Understanding the history of Huron County, provides us as genealogists a foundation of those who lived in Huron County, long before the settlers. Settlement happened in steps and the governing bodies shifted and continue shifting over time. The initial Huron Tract included some townships now part of Perth and Middlesex Counties.
Thanks to David Yates for sharing his story of the early settlement of Huron County.
Settling the frontier of Huron
By David Yates
Huron County Focus, February 19, 2005
“All frontier and nothing else” is how the Duke of Wellington described the problem of defending Canada’s vast wilderness from American republicanism. The British government eagerly embraced any settlement scheme that would keep the British North American colonies within the fold of Empire.

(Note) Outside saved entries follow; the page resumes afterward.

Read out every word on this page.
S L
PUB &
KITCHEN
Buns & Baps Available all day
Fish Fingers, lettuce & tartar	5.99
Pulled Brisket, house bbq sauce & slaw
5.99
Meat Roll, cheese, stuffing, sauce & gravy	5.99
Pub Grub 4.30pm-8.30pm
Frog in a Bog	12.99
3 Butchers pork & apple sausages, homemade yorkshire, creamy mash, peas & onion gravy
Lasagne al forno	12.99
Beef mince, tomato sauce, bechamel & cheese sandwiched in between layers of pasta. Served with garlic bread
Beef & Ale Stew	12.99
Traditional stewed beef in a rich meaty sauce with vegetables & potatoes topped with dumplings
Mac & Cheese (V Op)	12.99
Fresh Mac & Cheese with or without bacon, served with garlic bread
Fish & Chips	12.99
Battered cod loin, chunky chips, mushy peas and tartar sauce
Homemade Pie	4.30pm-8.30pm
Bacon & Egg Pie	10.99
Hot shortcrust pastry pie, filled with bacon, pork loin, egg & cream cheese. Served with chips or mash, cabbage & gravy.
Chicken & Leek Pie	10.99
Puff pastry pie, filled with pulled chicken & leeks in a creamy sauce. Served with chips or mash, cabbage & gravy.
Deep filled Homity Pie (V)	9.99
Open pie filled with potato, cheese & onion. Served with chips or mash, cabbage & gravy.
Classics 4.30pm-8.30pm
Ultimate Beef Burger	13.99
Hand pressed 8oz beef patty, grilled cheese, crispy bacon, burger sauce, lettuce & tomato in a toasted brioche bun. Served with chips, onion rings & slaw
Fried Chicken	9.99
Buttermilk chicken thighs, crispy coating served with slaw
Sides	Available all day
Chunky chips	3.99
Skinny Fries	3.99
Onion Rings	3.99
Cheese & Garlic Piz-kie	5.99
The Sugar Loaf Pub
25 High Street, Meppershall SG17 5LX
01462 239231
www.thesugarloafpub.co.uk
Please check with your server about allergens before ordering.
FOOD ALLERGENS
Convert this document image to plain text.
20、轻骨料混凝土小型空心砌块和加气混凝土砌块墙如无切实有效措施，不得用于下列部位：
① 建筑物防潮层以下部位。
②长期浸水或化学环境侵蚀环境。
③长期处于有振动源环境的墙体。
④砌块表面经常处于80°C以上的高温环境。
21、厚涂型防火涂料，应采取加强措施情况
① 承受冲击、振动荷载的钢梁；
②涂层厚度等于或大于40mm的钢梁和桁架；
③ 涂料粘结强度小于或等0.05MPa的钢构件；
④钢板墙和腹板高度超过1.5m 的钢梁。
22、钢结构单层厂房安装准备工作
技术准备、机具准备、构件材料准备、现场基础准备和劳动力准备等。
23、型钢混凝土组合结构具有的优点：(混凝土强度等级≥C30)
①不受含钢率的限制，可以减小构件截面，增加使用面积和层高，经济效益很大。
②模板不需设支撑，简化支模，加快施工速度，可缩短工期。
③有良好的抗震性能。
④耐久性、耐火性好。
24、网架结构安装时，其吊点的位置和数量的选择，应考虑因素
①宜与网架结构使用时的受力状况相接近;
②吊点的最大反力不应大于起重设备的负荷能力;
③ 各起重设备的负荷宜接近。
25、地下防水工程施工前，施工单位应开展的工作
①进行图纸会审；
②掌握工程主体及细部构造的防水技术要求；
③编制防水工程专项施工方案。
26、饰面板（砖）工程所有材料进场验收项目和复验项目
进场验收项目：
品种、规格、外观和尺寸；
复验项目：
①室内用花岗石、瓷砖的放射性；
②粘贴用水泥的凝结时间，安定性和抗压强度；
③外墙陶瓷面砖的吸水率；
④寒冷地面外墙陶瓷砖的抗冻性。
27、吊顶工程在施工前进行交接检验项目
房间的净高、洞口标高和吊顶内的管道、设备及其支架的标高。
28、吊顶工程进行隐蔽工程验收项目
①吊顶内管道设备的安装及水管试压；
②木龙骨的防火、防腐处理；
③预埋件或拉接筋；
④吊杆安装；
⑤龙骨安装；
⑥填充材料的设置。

The most successful of these schemes began in a London tavern in July 1824 and was given official state approval when it was granted a Royal Charter in 1826. The Canada Company was formed as a business venture with a useful political agenda to settle the western reaches of Upper Canada with loyal, devout and industrious emigrants of the British yeoman class.
By the time that the Huron Tract was opened for settlement in 1827, the Canada Company was in possession of over one million acres of pristine forest on the eastern shores of Lake Huron. Most of this land was acquired by Treaty from the Chippewa Indians at Amherstburg, Upper Canada the previous year. This land would be known as the Huron Tract. Present day Huron County would be carved from the western portion of the Company’s landholdings.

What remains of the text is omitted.